Light is reflected from Tilson’s stained-glass window on to one of the chapel walls. Photo courtesy Rosslyn Chapel

Then a certain Dan Brown visited, and the chapel’s history began another cycle. His thriller The Da Vinci Code (2003), in which some vital symbolism is discovered in the chapel, reignited worldwide interest; the coaches of visitors from Edinburgh were back. Tom Hanks and Audrey Tautou filmed part of the big-screen adaptation on location there, and Helen, whose background is in art history (she wrote and presented the BBC series Bought with Love: The Secret History of British Art Collections in 2013), embarked on a fundraising lecture tour in the United States. With support from the Heritage Lottery Fund, as well as many paying visitors, a marvellous restoration of the chapel was completed. Warm (or warmer), watertight and well lit, it resounded with the songs of a choir of local children at its official opening in 2012, in the presence of Camilla, then Duchess of Cornwall.

The window was a celebration of this achievement, and of 25 years of the Rosslyn Chapel Trust. Helen Rosslyn, who is currently director of the London Original Print Fair, liked Tilson and admires his work, and felt instinctively there was a fit. ‘He was a wonderful printmaker, and a great maker, with such a range of different skills.’

Tilson trained in joinery and carpentry at the Brixton School of Building at the age of 13. After national service, he went on to be at the heart of the so-called youthquake, studying at St Martins and the Royal College and representing Britain at the Venice Biennale in 1964. He had a lifelong love of Italy, living as a newlywed in Sicily, then establishing homes and studios in Tuscany and Venice, developing techniques like impasto in sand and wood – as seen in his Le Crete Senesi series (1995), inspired by the chalk hills around Siena – and spending time in the factories of Murano. His prints meld ancient patterns of marquetry and tilework with his bright ’60s geometry in a fusion that seems utterly natural.

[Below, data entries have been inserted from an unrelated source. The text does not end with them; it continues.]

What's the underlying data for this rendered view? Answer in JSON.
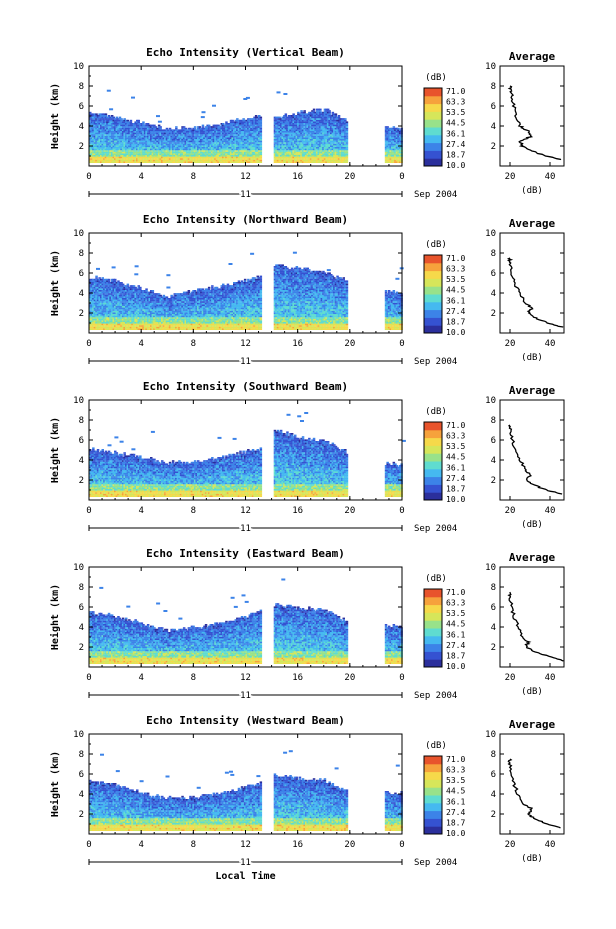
{
  "chart_data": [
    {
      "type": "heatmap",
      "title": "Echo Intensity (Vertical Beam)",
      "ylabel": "Height (km)",
      "xlim": [
        0,
        24
      ],
      "ylim": [
        0,
        10
      ],
      "xticks": [
        "0",
        "4",
        "8",
        "12",
        "16",
        "20",
        "0"
      ],
      "yticks": [
        "2",
        "4",
        "6",
        "8",
        "10"
      ],
      "date_day": "11",
      "date_month": "Sep 2004",
      "colorbar_unit": "(dB)",
      "colorbar_labels": [
        "71.0",
        "63.3",
        "53.5",
        "44.5",
        "36.1",
        "27.4",
        "18.7",
        "10.0"
      ],
      "data_gaps_local_hours": [
        [
          13.1,
          14.1
        ],
        [
          19.7,
          22.6
        ]
      ],
      "echo_top_km": {
        "hours": [
          0,
          2,
          4,
          6,
          8,
          10,
          12,
          13,
          14,
          16,
          18,
          19.6,
          22.6,
          24
        ],
        "top": [
          5.3,
          4.8,
          4.2,
          3.6,
          3.8,
          4.1,
          4.7,
          5.0,
          4.8,
          5.2,
          5.6,
          4.5,
          3.8,
          3.7
        ]
      },
      "average_profile": {
        "title": "Average",
        "xlabel": "(dB)",
        "xticks": [
          "20",
          "40"
        ],
        "xlim": [
          15,
          47
        ],
        "db": [
          46,
          38,
          31,
          26,
          25,
          31,
          29,
          25,
          23,
          22,
          21,
          20,
          20
        ],
        "height_km": [
          0.6,
          1.0,
          1.5,
          2.0,
          2.5,
          3.0,
          3.5,
          4.0,
          5.0,
          6.0,
          7.0,
          7.5,
          8.0
        ]
      }
    },
    {
      "type": "heatmap",
      "title": "Echo Intensity (Northward Beam)",
      "ylabel": "Height (km)",
      "xlim": [
        0,
        24
      ],
      "ylim": [
        0,
        10
      ],
      "xticks": [
        "0",
        "4",
        "8",
        "12",
        "16",
        "20",
        "0"
      ],
      "yticks": [
        "2",
        "4",
        "6",
        "8",
        "10"
      ],
      "date_day": "11",
      "date_month": "Sep 2004",
      "colorbar_unit": "(dB)",
      "colorbar_labels": [
        "71.0",
        "63.3",
        "53.5",
        "44.5",
        "36.1",
        "27.4",
        "18.7",
        "10.0"
      ],
      "data_gaps_local_hours": [
        [
          13.1,
          14.1
        ],
        [
          19.7,
          22.6
        ]
      ],
      "echo_top_km": {
        "hours": [
          0,
          2,
          4,
          6,
          8,
          10,
          12,
          13,
          14,
          16,
          18,
          19.6,
          22.6,
          24
        ],
        "top": [
          5.6,
          5.1,
          4.4,
          3.6,
          4.2,
          4.6,
          5.2,
          5.5,
          6.8,
          6.4,
          6.0,
          5.2,
          4.1,
          4.0
        ]
      },
      "average_profile": {
        "title": "Average",
        "xlabel": "(dB)",
        "xticks": [
          "20",
          "40"
        ],
        "xlim": [
          15,
          47
        ],
        "db": [
          46,
          39,
          33,
          29,
          31,
          28,
          25,
          22,
          21,
          20,
          20
        ],
        "height_km": [
          0.6,
          1.0,
          1.5,
          2.0,
          2.5,
          3.0,
          4.0,
          5.0,
          6.0,
          7.0,
          7.5
        ]
      }
    },
    {
      "type": "heatmap",
      "title": "Echo Intensity (Southward Beam)",
      "ylabel": "Height (km)",
      "xlim": [
        0,
        24
      ],
      "ylim": [
        0,
        10
      ],
      "xticks": [
        "0",
        "4",
        "8",
        "12",
        "16",
        "20",
        "0"
      ],
      "yticks": [
        "2",
        "4",
        "6",
        "8",
        "10"
      ],
      "date_day": "11",
      "date_month": "Sep 2004",
      "colorbar_unit": "(dB)",
      "colorbar_labels": [
        "71.0",
        "63.3",
        "53.5",
        "44.5",
        "36.1",
        "27.4",
        "18.7",
        "10.0"
      ],
      "data_gaps_local_hours": [
        [
          13.1,
          14.1
        ],
        [
          19.7,
          22.6
        ]
      ],
      "echo_top_km": {
        "hours": [
          0,
          2,
          4,
          6,
          8,
          10,
          12,
          13,
          14,
          16,
          18,
          19.6,
          22.6,
          24
        ],
        "top": [
          5.0,
          4.6,
          4.2,
          3.6,
          3.8,
          4.2,
          4.8,
          5.0,
          7.0,
          6.2,
          5.8,
          4.8,
          3.5,
          3.5
        ]
      },
      "average_profile": {
        "title": "Average",
        "xlabel": "(dB)",
        "xticks": [
          "20",
          "40"
        ],
        "xlim": [
          15,
          47
        ],
        "db": [
          46,
          38,
          32,
          28,
          30,
          28,
          25,
          23,
          21,
          20,
          20
        ],
        "height_km": [
          0.6,
          1.0,
          1.5,
          2.0,
          2.5,
          3.0,
          4.0,
          5.0,
          6.0,
          7.0,
          7.5
        ]
      }
    },
    {
      "type": "heatmap",
      "title": "Echo Intensity (Eastward Beam)",
      "ylabel": "Height (km)",
      "xlim": [
        0,
        24
      ],
      "ylim": [
        0,
        10
      ],
      "xticks": [
        "0",
        "4",
        "8",
        "12",
        "16",
        "20",
        "0"
      ],
      "yticks": [
        "2",
        "4",
        "6",
        "8",
        "10"
      ],
      "date_day": "11",
      "date_month": "Sep 2004",
      "colorbar_unit": "(dB)",
      "colorbar_labels": [
        "71.0",
        "63.3",
        "53.5",
        "44.5",
        "36.1",
        "27.4",
        "18.7",
        "10.0"
      ],
      "data_gaps_local_hours": [
        [
          13.1,
          14.1
        ],
        [
          19.7,
          22.6
        ]
      ],
      "echo_top_km": {
        "hours": [
          0,
          2,
          4,
          6,
          8,
          10,
          12,
          13,
          14,
          16,
          18,
          19.6,
          22.6,
          24
        ],
        "top": [
          5.4,
          5.0,
          4.3,
          3.6,
          3.9,
          4.3,
          5.0,
          5.4,
          6.2,
          5.9,
          5.6,
          4.6,
          4.0,
          4.0
        ]
      },
      "average_profile": {
        "title": "Average",
        "xlabel": "(dB)",
        "xticks": [
          "20",
          "40"
        ],
        "xlim": [
          15,
          47
        ],
        "db": [
          47,
          40,
          33,
          28,
          29,
          26,
          24,
          22,
          21,
          20,
          20
        ],
        "height_km": [
          0.6,
          1.0,
          1.5,
          2.0,
          2.5,
          3.0,
          4.0,
          5.0,
          6.0,
          7.0,
          7.5
        ]
      }
    },
    {
      "type": "heatmap",
      "title": "Echo Intensity (Westward Beam)",
      "ylabel": "Height (km)",
      "xlim": [
        0,
        24
      ],
      "ylim": [
        0,
        10
      ],
      "xticks": [
        "0",
        "4",
        "8",
        "12",
        "16",
        "20",
        "0"
      ],
      "yticks": [
        "2",
        "4",
        "6",
        "8",
        "10"
      ],
      "date_day": "11",
      "date_month": "Sep 2004",
      "colorbar_unit": "(dB)",
      "colorbar_labels": [
        "71.0",
        "63.3",
        "53.5",
        "44.5",
        "36.1",
        "27.4",
        "18.7",
        "10.0"
      ],
      "data_gaps_local_hours": [
        [
          13.1,
          14.1
        ],
        [
          19.7,
          22.6
        ]
      ],
      "echo_top_km": {
        "hours": [
          0,
          2,
          4,
          6,
          8,
          10,
          12,
          13,
          14,
          16,
          18,
          19.6,
          22.6,
          24
        ],
        "top": [
          5.2,
          4.9,
          4.0,
          3.5,
          3.6,
          4.0,
          4.7,
          5.0,
          5.8,
          5.5,
          5.3,
          4.2,
          4.0,
          4.0
        ]
      },
      "average_profile": {
        "title": "Average",
        "xlabel": "(dB)",
        "xticks": [
          "20",
          "40"
        ],
        "xlim": [
          15,
          47
        ],
        "db": [
          46,
          39,
          32,
          29,
          31,
          27,
          24,
          22,
          21,
          20,
          20
        ],
        "height_km": [
          0.6,
          1.0,
          1.5,
          2.0,
          2.5,
          3.0,
          4.0,
          5.0,
          6.0,
          7.0,
          7.5
        ]
      }
    }
  ],
  "figure": {
    "xlabel": "Local Time"
  },
  "colormap": [
    "#2b2f9c",
    "#3552d1",
    "#3c83e8",
    "#45b9f0",
    "#5fdcd0",
    "#98e28a",
    "#d6e65a",
    "#f6d94a",
    "#f6a23c",
    "#e8542c"
  ]
}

Joe Tilson’s watercolour design for the Rosslyn Chapel window, 2020. Courtesy Cristea Roberts

In 2019 he contributed a 36-panel stained-glass work to the Royal Academy summer exhibition, Finestra Venezia, which won the top prize: the Charles Wollaston award. The simplicity of Tilson’s style had reached a kind of apex in his print series The Stones of Venice (2014–23). Working remotely with the conservator Mark Bambrough and his Scottish Glass Studios in Glasgow, Tilson finished the window in 2021. A range of his prints, which ‘speak the same language’ as the window, will be on display and for sale by Cristea Roberts Gallery at the London Original Print Fair this month.

‘Some see a Saltire in the window, others a Venetian ogee,’ says Helen. ‘It’s rather fitting because the chapel is full of so many stories in the stonework, but you’re never quite sure what they are, angels playing the bagpipes and elephants and camels, and so on.’ It’s fitting that a respected 20th-century artist has added a new abstraction. ‘The first rule with a 15th-century chapel, of course, is: don’t mess it up,’ says Helen. ‘We love the window’s timeless quality. And I think, although Joe wasn’t conventionally religious, there is a spirituality to it as well.’

The 39th London Original Print Fair is at Somerset House from 21–24 March; Helen Rosslyn will be in conversation with Sophie Lindo, talking about the window and Joe Tilson, on Sunday 24 March at 2pm.